A Schrödinger story

There are many situations when it is better to not do something. Usually the value gained is too small to justify the time and effort spent. Sometimes value may even be lost. I recently read Candide, ou l’Optimisme. In this book by Voltaire we follow the exploits of Candide, the titular protagonist. As Candide travels the world, he sees experiences disaster upon disaster. Everyone he meets and talks to has similar horrible life stories. As the tale nears its conclusion we are introduced to a Venetian senator, Pococurante, who seems different. Pococurante is very well off. He's free, healthy, cultured, rich and occupies an office of high responsibility. None of these things bring him any joy however. One of his luxuries is described in the following paragraph:

Ah! voilà quatre-vingts volumes de recueils d’une académie des sciences, s’écria Martin; il se peut qu’il y ait là du bon. Il y en aurait, dit Pococurante, si un seul des auteurs de ces fatras avait inventé seulement l’art de faire des épingles; mais il n’y a dans tous ces livres que de vains systèmes, et pas une seule chose utile.

This particular paragraph rang a bell. Not so much because of the quality of Voltaire's work in and of itself, but because it reminded me of something else that I had read. Using a search engine I found the relevant text:

To take an example, therefore, from a very trifling manufacture, but one in which the division of labour has been very often taken notice of, the trade of a pin-maker: a workman not educated to this business (which the division of labour has rendered a distinct trade), nor acquainted with the use of the machinery employed in it (to the invention of which the same division of labour has probably given occasion), could scarce, perhaps, with his utmost industry, make one pin in a day, and certainly could not make twenty. But in the way in which this business is now carried on, not only the whole work is a peculiar trade, but it is divided into a number of branches, of which the greater part are likewise peculiar trades. One man draws out the wire; another straights it; a third cuts it; a fourth points it; a fifth grinds it at the top for receiving the head; to make the head requires two or three distinct operations; to put it on is a peculiar business; to whiten the pins is another; it is even a trade by itself to put them into the paper; and the important business of making a pin is, in this manner, divided into about eighteen distinct operations, which, in some manufactories, are all performed by distinct hands, though in others the same man will sometimes perform two or three of them.

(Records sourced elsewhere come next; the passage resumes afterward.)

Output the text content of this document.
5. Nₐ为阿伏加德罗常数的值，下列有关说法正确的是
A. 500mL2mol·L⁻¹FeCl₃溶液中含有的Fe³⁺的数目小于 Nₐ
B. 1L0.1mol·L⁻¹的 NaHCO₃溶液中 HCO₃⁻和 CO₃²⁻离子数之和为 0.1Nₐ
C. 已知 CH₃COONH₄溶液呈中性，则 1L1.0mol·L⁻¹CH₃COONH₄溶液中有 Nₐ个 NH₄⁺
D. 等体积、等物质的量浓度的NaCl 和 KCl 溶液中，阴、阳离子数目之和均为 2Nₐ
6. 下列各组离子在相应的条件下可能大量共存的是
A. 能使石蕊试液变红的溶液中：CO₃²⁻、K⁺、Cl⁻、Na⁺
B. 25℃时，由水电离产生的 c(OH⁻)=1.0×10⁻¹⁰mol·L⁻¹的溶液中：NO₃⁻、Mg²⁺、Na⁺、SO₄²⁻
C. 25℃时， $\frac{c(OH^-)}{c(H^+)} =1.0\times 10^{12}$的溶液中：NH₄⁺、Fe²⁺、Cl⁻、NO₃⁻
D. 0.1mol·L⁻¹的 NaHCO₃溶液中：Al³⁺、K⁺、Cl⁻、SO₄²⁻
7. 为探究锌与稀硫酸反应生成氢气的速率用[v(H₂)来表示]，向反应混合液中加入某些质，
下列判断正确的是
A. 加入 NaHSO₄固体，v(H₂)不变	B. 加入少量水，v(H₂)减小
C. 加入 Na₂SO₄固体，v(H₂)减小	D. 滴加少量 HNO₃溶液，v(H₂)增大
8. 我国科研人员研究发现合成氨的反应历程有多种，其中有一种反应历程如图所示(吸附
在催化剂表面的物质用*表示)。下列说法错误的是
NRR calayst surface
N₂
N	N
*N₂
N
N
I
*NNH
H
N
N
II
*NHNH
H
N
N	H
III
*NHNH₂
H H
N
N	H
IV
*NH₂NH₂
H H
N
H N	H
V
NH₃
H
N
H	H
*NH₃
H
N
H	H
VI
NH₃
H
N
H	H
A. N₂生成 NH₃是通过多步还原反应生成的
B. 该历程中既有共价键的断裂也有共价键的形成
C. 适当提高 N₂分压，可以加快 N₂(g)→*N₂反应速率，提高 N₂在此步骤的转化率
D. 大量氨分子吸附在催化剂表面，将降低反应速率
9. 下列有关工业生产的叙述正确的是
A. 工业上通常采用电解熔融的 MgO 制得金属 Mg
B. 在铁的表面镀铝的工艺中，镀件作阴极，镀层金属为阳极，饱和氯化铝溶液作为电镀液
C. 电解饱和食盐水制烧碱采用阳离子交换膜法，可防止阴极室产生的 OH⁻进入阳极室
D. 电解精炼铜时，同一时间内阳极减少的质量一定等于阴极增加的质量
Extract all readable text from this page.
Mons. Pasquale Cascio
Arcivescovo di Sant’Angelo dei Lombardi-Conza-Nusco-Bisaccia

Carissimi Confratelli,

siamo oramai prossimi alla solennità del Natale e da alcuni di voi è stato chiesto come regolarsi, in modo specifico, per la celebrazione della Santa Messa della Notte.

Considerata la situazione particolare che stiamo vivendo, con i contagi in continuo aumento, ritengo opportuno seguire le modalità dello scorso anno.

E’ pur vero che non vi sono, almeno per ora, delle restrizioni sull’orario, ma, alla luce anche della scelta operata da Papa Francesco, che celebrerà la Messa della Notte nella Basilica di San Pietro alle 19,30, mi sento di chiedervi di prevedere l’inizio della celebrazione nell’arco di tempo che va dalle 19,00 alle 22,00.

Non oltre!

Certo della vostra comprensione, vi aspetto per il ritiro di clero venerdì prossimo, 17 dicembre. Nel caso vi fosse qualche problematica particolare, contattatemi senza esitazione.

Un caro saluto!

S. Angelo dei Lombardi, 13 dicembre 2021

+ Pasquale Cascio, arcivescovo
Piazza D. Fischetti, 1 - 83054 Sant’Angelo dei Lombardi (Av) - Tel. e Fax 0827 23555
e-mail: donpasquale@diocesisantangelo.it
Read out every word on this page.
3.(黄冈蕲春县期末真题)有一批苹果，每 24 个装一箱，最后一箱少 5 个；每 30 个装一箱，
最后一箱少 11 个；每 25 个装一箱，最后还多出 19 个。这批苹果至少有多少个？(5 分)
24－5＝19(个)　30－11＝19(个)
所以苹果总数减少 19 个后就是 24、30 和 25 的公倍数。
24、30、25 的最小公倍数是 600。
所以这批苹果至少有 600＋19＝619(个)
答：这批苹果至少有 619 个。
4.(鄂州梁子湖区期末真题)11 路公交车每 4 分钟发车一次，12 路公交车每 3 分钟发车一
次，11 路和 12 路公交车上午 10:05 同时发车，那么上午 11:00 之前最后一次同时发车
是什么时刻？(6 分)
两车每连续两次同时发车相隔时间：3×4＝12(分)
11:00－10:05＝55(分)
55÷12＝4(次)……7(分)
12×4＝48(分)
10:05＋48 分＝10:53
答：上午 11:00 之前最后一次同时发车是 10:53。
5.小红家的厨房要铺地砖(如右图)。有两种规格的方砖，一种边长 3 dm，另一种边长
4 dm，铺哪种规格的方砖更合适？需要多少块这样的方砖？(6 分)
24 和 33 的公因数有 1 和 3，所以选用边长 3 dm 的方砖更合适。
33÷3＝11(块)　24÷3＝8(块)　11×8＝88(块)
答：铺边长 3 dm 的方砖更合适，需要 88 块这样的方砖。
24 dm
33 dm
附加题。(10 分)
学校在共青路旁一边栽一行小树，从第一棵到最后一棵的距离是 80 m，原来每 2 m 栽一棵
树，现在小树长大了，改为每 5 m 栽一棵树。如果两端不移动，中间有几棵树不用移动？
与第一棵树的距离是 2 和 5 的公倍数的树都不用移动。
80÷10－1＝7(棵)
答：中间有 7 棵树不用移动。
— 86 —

I have seen a small manufactory of this kind, where ten men only were employed, and where some of them consequently performed two or three distinct operations. But though they were very poor, and therefore but indifferently accommodated with the necessary machinery, they could, when they exerted themselves, make among them about twelve pounds of pins in a day. There are in a pound upwards of four thousand pins of a middling size. Those ten persons, therefore, could make among them upwards of forty-eight thousand pins in a day. Each person, therefore, making a tenth part of forty-eight thousand pins, might be considered as making four thousand eight hundred pins in a day. But if they had all wrought separately and independently, and without any of them having been educated to this peculiar business, they certainly could not each of them have made twenty, perhaps not one pin in a day; that is, certainly, not the two hundred and fortieth, perhaps not the four thousand eight hundredth, part of what they are at present capable of performing, in consequence of a proper division and combination of their different operations.

The above quote is taken from the first chapter of Adam Smith’s An inquiry into the nature and causes of the wealth of nations. As Candide was published in 1759, and The wealth of nations in 1776, my first thought was that I had stumbled upon a joke by Adam Smith, in response to the complaint by Voltaire's character Pococurante. However, as it turns out, and the search engine suggested, Smith was not the first who published on the advantages of the division of labour in the manufacturing of pins. Apparently some French academics had done so earlier, and this passage may have actually been plagiarised from them. I considered looking into those French publications, but decided not to. In not knowing I find it easier to entertain the two distinct possibilities simultaneously, and laugh thrice about the same joke: First because of the absurdity of Pococurante's ennui; then because Pococurante’s complaint is answered in such an understated way by another of humanity's great thinkers; and finally because it's quite possible that one of those eighty volumes contains the very thing, the very specific thing, the lack of which Pococurante complains about.